6.       What is your opinion of the YA category, and do you think Pantomime is a good fit?

I love YA, but I think a lot of people are hung up on the categorisation. YA is aimed at teens, but more and more adults read it as well. I think YA is so popular just now because it focuses on so many big, first emotions—first kiss, first love, first heartbreak, and figuring out where you stand and what you believe as you transition from child to adult.

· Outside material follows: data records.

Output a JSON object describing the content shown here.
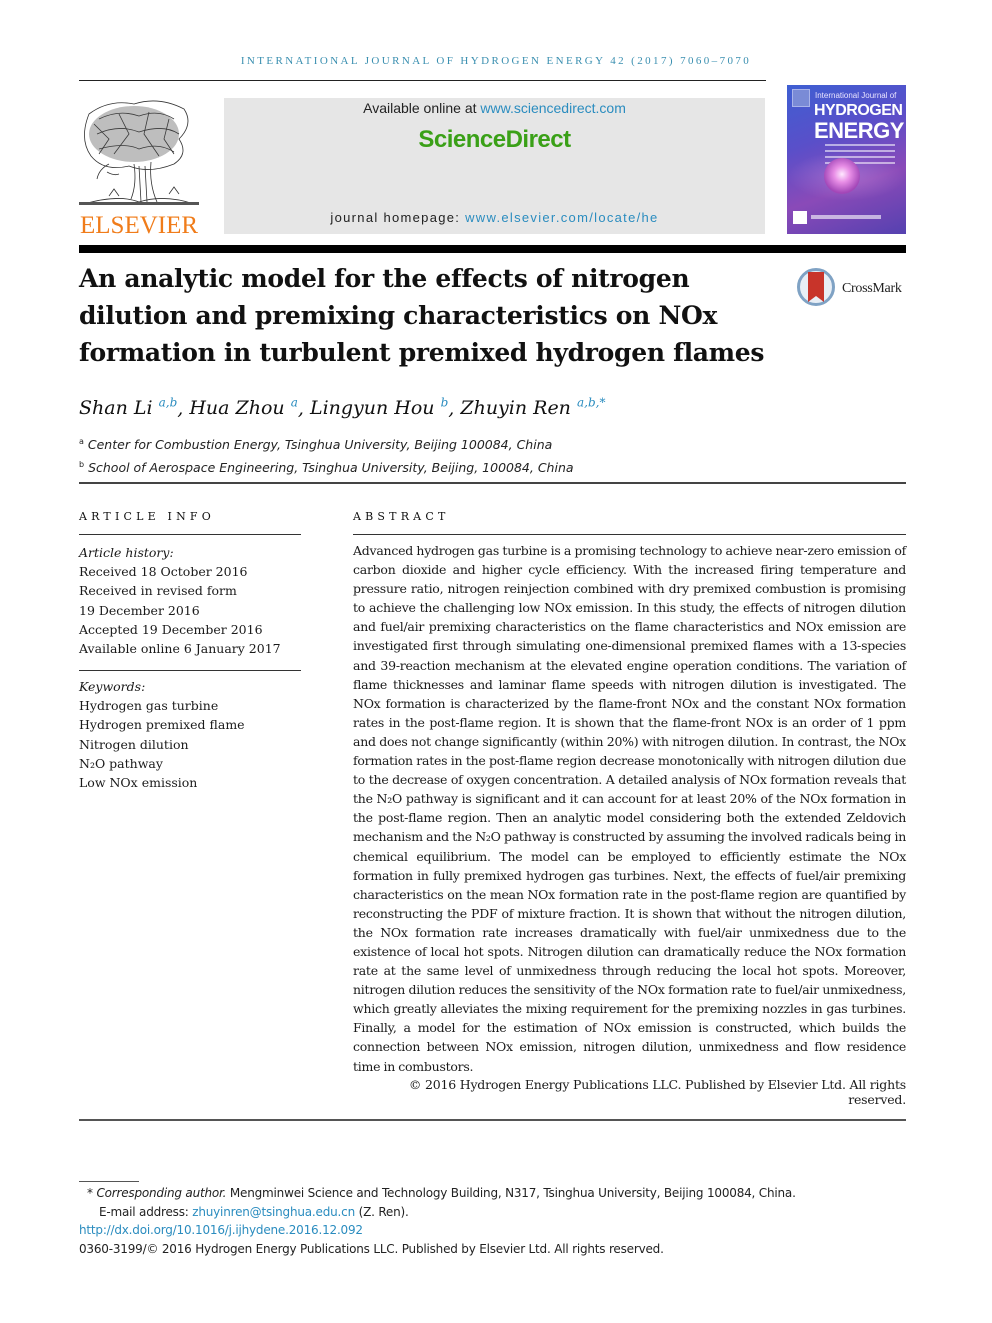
{
  "header": {
    "running_head": "INTERNATIONAL JOURNAL OF HYDROGEN ENERGY 42 (2017) 7060–7070",
    "publisher_logo_text": "ELSEVIER",
    "available_online_prefix": "Available online at ",
    "available_online_link": "www.sciencedirect.com",
    "brand": "ScienceDirect",
    "homepage_prefix": "journal homepage: ",
    "homepage_link": "www.elsevier.com/locate/he",
    "cover": {
      "line1": "International Journal of",
      "line2": "HYDROGEN",
      "line3": "ENERGY"
    },
    "colors": {
      "running_head": "#3a8fb0",
      "elsevier_orange": "#f07c1a",
      "sciencedirect_green": "#3aa017",
      "link_blue": "#2a8cbf"
    }
  },
  "article": {
    "title": "An analytic model for the effects of nitrogen dilution and premixing characteristics on NOx formation in turbulent premixed hydrogen flames",
    "crossmark_label": "CrossMark",
    "authors": [
      {
        "name": "Shan Li",
        "sup": "a,b",
        "sep": ", "
      },
      {
        "name": "Hua Zhou",
        "sup": "a",
        "sep": ", "
      },
      {
        "name": "Lingyun Hou",
        "sup": "b",
        "sep": ", "
      },
      {
        "name": "Zhuyin Ren",
        "sup": "a,b,*",
        "sep": ""
      }
    ],
    "affiliations": [
      {
        "key": "a",
        "text": "Center for Combustion Energy, Tsinghua University, Beijing 100084, China"
      },
      {
        "key": "b",
        "text": "School of Aerospace Engineering, Tsinghua University, Beijing, 100084, China"
      }
    ]
  },
  "article_info": {
    "heading": "ARTICLE INFO",
    "history_label": "Article history:",
    "history": [
      "Received 18 October 2016",
      "Received in revised form",
      "19 December 2016",
      "Accepted 19 December 2016",
      "Available online 6 January 2017"
    ],
    "keywords_label": "Keywords:",
    "keywords": [
      "Hydrogen gas turbine",
      "Hydrogen premixed flame",
      "Nitrogen dilution",
      "N₂O pathway",
      "Low NOx emission"
    ]
  },
  "abstract": {
    "heading": "ABSTRACT",
    "text": "Advanced hydrogen gas turbine is a promising technology to achieve near-zero emission of carbon dioxide and higher cycle efficiency. With the increased firing temperature and pressure ratio, nitrogen reinjection combined with dry premixed combustion is promising to achieve the challenging low NOx emission. In this study, the effects of nitrogen dilution and fuel/air premixing characteristics on the flame characteristics and NOx emission are investigated first through simulating one-dimensional premixed flames with a 13-species and 39-reaction mechanism at the elevated engine operation conditions. The variation of flame thicknesses and laminar flame speeds with nitrogen dilution is investigated. The NOx formation is characterized by the flame-front NOx and the constant NOx formation rates in the post-flame region. It is shown that the flame-front NOx is an order of 1 ppm and does not change significantly (within 20%) with nitrogen dilution. In contrast, the NOx formation rates in the post-flame region decrease monotonically with nitrogen dilution due to the decrease of oxygen concentration. A detailed analysis of NOx formation reveals that the N₂O pathway is significant and it can account for at least 20% of the NOx formation in the post-flame region. Then an analytic model considering both the extended Zeldovich mechanism and the N₂O pathway is constructed by assuming the involved radicals being in chemical equilibrium. The model can be employed to efficiently estimate the NOx formation in fully premixed hydrogen gas turbines. Next, the effects of fuel/air premixing characteristics on the mean NOx formation rate in the post-flame region are quantified by reconstructing the PDF of mixture fraction. It is shown that without the nitrogen dilution, the NOx formation rate increases dramatically with fuel/air unmixedness due to the existence of local hot spots. Nitrogen dilution can dramatically reduce the NOx formation rate at the same level of unmixedness through reducing the local hot spots. Moreover, nitrogen dilution reduces the sensitivity of the NOx formation rate to fuel/air unmixedness, which greatly alleviates the mixing requirement for the premixing nozzles in gas turbines. Finally, a model for the estimation of NOx emission is constructed, which builds the connection between NOx emission, nitrogen dilution, unmixedness and flow residence time in combustors.",
    "copyright": "© 2016 Hydrogen Energy Publications LLC. Published by Elsevier Ltd. All rights reserved."
  },
  "footnotes": {
    "corresponding_label": "Corresponding author.",
    "corresponding_marker": "*",
    "corresponding_text": " Mengminwei Science and Technology Building, N317, Tsinghua University, Beijing 100084, China.",
    "email_prefix": "E-mail address: ",
    "email": "zhuyinren@tsinghua.edu.cn",
    "email_suffix": " (Z. Ren).",
    "doi": "http://dx.doi.org/10.1016/j.ijhydene.2016.12.092",
    "issn_line": "0360-3199/© 2016 Hydrogen Energy Publications LLC. Published by Elsevier Ltd. All rights reserved."
  }
}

In that respect, Pantomime fits very well into the YA field. It’s about being true to yourself and figuring out who you are, especially when society keeps telling you that you should be something different. It’s about learning how secrets can hurt and cause more damage than telling the truth ever could. At the same time, when I wrote it, I had no idea if it was YA or adult. I wrote the story I had to tell, and I’d like to think both teens and adults alike will enjoy it.

7.       What projects are you currently working on?

The sequel to Pantomime is currently with my agent, awaiting revisions. In the meantime I’m playing around with another YA fantasy—this time a gothic ghost story with a twist set in the Bohemian Forest. I have other projects bubbling away in the background as well.

8.       What are you most looking forward to in the next 12 months?

Walking into a bookstore and seeing Pantomime on the shelf. That will be incredible and a dream come true.